Quand faut-il dire au revoir à son projet ? 

 

Après un an dédié à Vocation, et malgré l’engouement que rencontre le podcast, Jasmine sent qu’elle commence à patauger. Les symptômes ? Le projet ne lui plait plus, notamment parce que la question de sa monétisation prend trop de place. Par ailleurs, ses créatrices ne font plus des choix pour elles, mais pour leur audience. Jasmine remet également en question l’idéal de l’entrepreneuriat et celui de la startup nation

 

Ce décalage est source d’anxiété… Mais avant de prendre une décision, il faut mettre des mots sur ce qui ne va pas. C’est une véritable mise en abyme lorsque l’on parle de sens au travail toute la journée ! Dans le cas de Jasmine, il faut aussi faire le travail à deux, avec sa co fondatrice. Elles se déconstruisent donc petit à petit. Une démarche très significative de la prise de décision, qui ne s’opère pas en un claquement de doigts mais bien plus souvent en passant par une longue période de tensions psychologiques. 

 

Pour soulager cette tension, Jasmine nous conseille de parler de ses doutes autour de soi, car on est rarement le ou la seule à passer par là. Mais le plus important, c’est de se tenir à sa décision (qui est souvent déjà formulée au fond de nous) et d’aller de l’avant. 

 

Faire le vide pour ouvrir une nouvelle porte  

 

En ralentissant, en faisant le vide dans son quotidien, Jasmine découvre de nouvelles opportunités, des sollicitations auxquelles elle n’avait avant pas le temps de répondre. Beaucoup émanent d’ailleurs de son réseau et de sa vie d’avant. 

 

Parmi l’une de ces nouvelles portes qui s’ouvrent, il y a celle de créer une association. Youth Forever voit le jour en 2021. Jasmine, témoin de l’impact de la pandémie sur les jeunes, s’associe à Emmanuelle, fondatrice d’un cabinet de transformation, pour redéfinir le rôle de l’employeur et du recrutement dans ce contexte particulier. 

 

Jasmine a surtout envie d’aller plus loin et de remonter la chaîne de valeur qui s’est dessinée avec Vocation. Le format associatif lui permet cette fois-ci de mobiliser les entreprises pour qu’elles prennent leurs responsabilités, et surtout qu’elles prennent plus soin des jeunes générations. L’autre gros sujet traité par Youth Forever, c’est celui du futur de notre planète.

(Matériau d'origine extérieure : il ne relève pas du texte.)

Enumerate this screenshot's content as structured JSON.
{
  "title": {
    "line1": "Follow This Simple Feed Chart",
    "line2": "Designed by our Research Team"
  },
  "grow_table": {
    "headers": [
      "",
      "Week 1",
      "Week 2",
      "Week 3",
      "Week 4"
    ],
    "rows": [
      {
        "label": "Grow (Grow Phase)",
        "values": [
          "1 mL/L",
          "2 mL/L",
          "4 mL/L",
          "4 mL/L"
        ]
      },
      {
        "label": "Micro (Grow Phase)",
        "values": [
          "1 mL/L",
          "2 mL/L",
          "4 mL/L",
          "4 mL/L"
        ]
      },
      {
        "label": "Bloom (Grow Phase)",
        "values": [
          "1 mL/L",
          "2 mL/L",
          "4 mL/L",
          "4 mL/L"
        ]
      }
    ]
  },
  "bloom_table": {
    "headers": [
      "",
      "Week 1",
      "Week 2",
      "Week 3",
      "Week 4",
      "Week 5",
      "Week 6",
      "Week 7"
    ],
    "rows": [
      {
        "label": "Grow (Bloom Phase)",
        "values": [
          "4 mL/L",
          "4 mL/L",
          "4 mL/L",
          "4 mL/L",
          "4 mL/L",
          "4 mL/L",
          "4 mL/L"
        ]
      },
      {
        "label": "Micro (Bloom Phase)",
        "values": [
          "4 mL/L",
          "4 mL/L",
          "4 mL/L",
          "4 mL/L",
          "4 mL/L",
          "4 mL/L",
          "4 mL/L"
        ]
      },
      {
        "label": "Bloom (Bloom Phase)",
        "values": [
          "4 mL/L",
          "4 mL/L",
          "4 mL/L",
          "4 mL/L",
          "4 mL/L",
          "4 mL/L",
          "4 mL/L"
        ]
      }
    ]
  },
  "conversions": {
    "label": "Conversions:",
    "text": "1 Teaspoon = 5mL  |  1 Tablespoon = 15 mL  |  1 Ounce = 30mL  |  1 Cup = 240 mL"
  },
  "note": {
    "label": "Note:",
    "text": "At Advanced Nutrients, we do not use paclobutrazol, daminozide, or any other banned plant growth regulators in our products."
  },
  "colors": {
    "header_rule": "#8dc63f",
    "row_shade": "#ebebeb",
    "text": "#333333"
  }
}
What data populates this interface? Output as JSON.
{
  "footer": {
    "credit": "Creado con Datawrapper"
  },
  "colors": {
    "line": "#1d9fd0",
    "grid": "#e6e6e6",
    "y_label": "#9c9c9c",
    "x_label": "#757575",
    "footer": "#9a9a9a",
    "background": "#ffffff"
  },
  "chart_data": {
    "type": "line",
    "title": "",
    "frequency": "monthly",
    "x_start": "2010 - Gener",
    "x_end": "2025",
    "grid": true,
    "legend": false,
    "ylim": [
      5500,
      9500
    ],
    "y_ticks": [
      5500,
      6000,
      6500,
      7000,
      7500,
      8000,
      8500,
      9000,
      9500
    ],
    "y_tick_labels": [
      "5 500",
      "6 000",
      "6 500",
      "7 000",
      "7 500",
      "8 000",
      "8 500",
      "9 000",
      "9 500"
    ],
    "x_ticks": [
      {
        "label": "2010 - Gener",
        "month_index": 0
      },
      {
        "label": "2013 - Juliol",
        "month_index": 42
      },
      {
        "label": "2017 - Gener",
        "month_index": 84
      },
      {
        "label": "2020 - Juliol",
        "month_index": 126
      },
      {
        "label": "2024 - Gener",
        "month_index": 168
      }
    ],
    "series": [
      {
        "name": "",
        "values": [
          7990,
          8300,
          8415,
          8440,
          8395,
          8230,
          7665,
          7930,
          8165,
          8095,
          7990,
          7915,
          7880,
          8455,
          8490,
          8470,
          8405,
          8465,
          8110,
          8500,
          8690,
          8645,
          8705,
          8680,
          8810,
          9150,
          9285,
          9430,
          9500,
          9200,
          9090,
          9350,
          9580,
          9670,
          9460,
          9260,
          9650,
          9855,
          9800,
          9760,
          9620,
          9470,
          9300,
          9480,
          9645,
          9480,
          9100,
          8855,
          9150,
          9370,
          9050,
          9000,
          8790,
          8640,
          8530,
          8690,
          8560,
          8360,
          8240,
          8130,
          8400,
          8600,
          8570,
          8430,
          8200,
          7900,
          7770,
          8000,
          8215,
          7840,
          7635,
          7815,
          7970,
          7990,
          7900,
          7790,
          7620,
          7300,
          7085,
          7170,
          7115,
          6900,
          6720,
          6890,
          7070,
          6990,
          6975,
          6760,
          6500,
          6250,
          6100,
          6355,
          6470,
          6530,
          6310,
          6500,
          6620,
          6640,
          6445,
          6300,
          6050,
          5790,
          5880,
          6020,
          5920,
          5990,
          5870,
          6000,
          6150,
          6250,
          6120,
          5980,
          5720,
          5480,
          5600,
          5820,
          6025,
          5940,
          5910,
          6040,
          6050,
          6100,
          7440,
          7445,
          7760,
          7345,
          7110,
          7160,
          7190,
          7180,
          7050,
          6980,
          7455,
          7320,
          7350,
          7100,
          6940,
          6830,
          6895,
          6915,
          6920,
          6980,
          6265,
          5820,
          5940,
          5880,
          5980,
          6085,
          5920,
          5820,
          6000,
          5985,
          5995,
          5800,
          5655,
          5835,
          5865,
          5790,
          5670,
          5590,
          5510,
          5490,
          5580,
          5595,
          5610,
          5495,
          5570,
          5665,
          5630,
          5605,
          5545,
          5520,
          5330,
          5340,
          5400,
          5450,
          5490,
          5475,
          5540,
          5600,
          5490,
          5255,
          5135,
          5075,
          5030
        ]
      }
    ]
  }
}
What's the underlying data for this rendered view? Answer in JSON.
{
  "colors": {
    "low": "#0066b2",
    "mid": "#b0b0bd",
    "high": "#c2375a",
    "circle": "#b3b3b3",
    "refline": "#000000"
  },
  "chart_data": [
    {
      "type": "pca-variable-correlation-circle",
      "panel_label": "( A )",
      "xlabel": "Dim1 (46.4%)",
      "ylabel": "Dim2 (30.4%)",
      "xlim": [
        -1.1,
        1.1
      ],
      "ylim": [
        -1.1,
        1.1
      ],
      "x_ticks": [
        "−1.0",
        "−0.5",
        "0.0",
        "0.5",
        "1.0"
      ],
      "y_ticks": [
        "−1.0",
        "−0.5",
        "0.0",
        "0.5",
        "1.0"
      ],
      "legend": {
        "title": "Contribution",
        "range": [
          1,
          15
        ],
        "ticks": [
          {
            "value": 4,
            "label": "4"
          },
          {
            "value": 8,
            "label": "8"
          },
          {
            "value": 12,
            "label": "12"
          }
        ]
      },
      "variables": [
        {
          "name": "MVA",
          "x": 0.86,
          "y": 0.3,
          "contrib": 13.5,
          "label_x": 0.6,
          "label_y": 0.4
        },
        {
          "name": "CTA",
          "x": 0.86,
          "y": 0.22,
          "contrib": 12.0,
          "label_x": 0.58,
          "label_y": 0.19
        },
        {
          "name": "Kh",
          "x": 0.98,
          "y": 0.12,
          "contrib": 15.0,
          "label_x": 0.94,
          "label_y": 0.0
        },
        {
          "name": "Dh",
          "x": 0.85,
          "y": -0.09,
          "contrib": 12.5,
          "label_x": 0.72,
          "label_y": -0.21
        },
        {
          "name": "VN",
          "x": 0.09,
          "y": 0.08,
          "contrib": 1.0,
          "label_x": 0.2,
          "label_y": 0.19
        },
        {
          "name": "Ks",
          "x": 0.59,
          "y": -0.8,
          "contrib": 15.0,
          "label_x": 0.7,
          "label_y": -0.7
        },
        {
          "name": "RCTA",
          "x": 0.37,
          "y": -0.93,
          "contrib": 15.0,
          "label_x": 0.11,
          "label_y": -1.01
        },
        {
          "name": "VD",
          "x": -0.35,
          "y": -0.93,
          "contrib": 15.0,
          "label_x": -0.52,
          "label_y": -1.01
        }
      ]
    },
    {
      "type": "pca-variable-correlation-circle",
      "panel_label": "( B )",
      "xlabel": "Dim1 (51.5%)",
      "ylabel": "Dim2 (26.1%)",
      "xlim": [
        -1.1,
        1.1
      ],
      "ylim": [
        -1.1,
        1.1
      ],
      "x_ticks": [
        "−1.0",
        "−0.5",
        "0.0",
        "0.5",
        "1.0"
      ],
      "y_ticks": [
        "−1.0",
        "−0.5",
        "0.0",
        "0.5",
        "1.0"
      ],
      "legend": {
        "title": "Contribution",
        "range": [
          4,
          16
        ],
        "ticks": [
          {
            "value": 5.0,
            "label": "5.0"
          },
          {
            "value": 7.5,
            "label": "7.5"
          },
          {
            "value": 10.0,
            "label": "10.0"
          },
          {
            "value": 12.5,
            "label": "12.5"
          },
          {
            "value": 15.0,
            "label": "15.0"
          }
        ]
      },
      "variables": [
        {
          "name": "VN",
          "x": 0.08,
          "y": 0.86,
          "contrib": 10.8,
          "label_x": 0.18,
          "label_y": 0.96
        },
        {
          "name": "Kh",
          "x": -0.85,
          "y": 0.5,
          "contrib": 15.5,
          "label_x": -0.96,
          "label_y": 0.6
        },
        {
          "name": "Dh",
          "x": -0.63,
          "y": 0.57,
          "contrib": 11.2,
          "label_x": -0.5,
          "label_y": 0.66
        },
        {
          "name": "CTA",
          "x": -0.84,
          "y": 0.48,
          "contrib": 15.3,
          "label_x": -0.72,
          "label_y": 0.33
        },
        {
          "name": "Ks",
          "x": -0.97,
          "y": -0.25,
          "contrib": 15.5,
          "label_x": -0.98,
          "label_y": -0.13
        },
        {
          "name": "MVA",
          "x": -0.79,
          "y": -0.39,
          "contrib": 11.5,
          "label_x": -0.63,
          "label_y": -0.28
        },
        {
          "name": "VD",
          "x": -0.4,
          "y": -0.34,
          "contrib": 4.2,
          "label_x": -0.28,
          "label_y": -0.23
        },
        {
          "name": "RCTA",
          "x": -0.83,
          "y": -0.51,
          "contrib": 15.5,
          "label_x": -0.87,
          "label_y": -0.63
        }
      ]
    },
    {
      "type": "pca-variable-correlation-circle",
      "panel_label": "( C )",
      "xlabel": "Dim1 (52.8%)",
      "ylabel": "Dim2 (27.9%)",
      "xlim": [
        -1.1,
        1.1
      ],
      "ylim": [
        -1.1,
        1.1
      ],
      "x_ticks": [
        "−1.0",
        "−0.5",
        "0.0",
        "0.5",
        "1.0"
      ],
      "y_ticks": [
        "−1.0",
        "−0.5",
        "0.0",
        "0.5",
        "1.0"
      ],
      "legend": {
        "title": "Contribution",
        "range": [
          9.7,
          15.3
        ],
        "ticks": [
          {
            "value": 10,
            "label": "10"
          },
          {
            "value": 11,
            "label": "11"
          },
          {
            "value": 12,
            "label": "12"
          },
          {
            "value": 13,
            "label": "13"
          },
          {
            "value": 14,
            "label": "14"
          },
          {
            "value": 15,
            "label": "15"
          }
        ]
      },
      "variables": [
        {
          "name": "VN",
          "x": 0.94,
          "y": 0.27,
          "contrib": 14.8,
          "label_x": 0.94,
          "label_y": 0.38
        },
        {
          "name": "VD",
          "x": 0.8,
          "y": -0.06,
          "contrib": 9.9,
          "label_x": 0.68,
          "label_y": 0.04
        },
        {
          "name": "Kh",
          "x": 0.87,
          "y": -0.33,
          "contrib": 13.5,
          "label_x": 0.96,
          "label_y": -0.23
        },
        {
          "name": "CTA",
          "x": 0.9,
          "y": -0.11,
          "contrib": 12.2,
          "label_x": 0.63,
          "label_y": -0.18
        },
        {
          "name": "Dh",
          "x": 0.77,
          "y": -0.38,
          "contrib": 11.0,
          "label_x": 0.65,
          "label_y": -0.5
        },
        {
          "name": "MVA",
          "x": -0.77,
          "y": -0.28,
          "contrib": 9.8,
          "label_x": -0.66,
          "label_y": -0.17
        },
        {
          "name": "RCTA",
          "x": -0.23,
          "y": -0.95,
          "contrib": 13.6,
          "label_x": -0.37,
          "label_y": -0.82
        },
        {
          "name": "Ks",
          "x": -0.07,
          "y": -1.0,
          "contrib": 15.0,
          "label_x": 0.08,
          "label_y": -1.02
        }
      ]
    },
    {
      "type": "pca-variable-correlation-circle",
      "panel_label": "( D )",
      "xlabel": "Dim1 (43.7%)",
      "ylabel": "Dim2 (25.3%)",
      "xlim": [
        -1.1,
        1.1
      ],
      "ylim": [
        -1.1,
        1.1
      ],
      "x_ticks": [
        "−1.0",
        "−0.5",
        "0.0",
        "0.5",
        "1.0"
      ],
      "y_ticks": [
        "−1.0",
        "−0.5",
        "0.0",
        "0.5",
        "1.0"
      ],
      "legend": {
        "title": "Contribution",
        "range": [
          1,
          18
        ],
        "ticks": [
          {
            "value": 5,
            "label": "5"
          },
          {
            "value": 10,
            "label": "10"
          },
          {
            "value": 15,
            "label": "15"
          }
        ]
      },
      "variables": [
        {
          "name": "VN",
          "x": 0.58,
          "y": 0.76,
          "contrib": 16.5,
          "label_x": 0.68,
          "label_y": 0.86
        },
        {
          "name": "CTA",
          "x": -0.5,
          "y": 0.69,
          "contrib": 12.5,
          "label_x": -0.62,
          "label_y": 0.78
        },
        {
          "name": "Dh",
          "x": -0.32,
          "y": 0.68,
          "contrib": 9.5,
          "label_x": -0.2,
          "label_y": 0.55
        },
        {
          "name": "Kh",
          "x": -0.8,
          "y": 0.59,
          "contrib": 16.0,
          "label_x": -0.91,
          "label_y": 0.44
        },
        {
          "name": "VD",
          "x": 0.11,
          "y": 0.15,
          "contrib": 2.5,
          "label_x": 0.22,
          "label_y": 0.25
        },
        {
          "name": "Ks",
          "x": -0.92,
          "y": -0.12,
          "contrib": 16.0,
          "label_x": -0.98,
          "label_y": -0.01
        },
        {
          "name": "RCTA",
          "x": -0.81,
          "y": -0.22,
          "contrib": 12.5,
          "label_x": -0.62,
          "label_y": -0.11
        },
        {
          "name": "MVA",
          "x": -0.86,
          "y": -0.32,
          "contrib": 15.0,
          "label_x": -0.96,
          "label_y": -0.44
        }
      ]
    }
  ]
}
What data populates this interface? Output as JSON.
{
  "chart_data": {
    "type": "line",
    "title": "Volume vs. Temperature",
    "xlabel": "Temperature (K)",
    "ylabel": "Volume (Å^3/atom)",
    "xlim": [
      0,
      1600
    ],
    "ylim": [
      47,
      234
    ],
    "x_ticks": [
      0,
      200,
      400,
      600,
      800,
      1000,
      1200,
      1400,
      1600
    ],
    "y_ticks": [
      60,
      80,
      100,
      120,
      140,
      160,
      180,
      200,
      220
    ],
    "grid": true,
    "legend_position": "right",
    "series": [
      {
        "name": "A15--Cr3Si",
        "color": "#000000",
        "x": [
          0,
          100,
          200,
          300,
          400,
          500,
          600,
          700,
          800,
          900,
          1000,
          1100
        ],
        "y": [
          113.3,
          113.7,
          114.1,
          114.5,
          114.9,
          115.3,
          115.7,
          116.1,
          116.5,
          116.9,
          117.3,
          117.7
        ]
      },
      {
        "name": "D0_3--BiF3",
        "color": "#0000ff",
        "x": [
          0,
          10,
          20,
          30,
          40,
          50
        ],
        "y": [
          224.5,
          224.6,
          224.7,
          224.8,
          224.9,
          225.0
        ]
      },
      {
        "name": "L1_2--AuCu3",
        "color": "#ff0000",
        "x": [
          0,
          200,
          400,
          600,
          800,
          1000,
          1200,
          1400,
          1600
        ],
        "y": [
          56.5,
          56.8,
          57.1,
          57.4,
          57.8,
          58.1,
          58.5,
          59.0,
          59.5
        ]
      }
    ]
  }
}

L’association se donne donc pour ambition d’accélérer la transition et la transformation des entreprises en formant la relève. 

 

Pour mener à bien cette transformation, Youth Forever s’arme de trois outils complémentaires : 

 

  • Un observatoire, pour gagner en crédibilité sur le sujet et faire une curation de contenu ;
  • Le porte-parolat, qui lui permet de porter son message sur la jeunesse et la transformation des entreprises dans une approche de réconciliation et de nuance ;
  • La collaboration en B2B avec des entreprises, qui sont parfois parmi les mauvais élèves de la cause du climat. Youth Forever développe avec elles des outils en open source, pour créer de nouveaux standards. Un bon exemple en est la fresque du parcours du jeune collaborateur, qui permet aux RH de faire l’état des lieux de leur rapport aux nouvelles recrues et de confronter leurs perceptions et la réalité de leur prise de poste. 

 

Pourquoi créer une association et comment devenir visible ?

 

Plutôt que de monter un cabinet de conseil, Jasmine et Emmanuelle font le pari de créer une association. Pourquoi ? Parce que ce format leur permet de mener de front le sujet de la transition écologique et de l’arrivée des jeunes générations dans le monde du travail avec une boussole autre que le chiffre d’affaires. Leurs choix sont fondés sur l’intérêt général, ce qui leur permet de garder leur cap. Mais aussi d’être plus libres et plus militantes… Bref, de devenir le poil à gratter des organisations. 

 

Le choix de l’associatif permet aussi de créer un véritable mouvement et d’embarquer les politiques, associations et entreprises dans la formation d’un écosystème durable.  Spoiler : c’est un chantier difficile que de  trouver des alliés pour amplifier un message. Pour être crédible face à ses interlocuteurs (des DRH, des PDG), Jasmine doit être soutenue par des personnes qu’ils jugent crédibles. Son premier soutien est bien sûr Emmanuelle, qui bénéficie déjà de 10 années d’expérience dans ce domaine. 

 

Mais Youth Forever s’entoure également d’un comité stratégique intergénérationnel. Jasmine s’appuie aussi sur son travail de recherche pour publier des tribunes dans les médias (et notamment dans les Echos). Cette approche du marketing de la preuve, que l’on a vue utilisée par Moka.care dans un précédent épisode, est en effet un outil très puissant pour gagner en légitimité et en visibilité quand on lance un nouveau projet.

 

Créer un réseau d’alliés sans diluer son message et son identité

 

Mais attention à bien s’assurer que ce réseau d’alliés soit aligné avec nos valeurs et nos objectifs. Et surtout, à ce que la relation que l’on noue avec eux soit réciproque ! En effet, Jasmine déconseille de rester dans la posture déséquilibrée qui naît logiquement d’un partenariat avec une entité qui a plus de pouvoir. Pour en sortir, il faut utiliser les armes, leviers et actifs que l’on a à sa disposition, et rendre la pareille. 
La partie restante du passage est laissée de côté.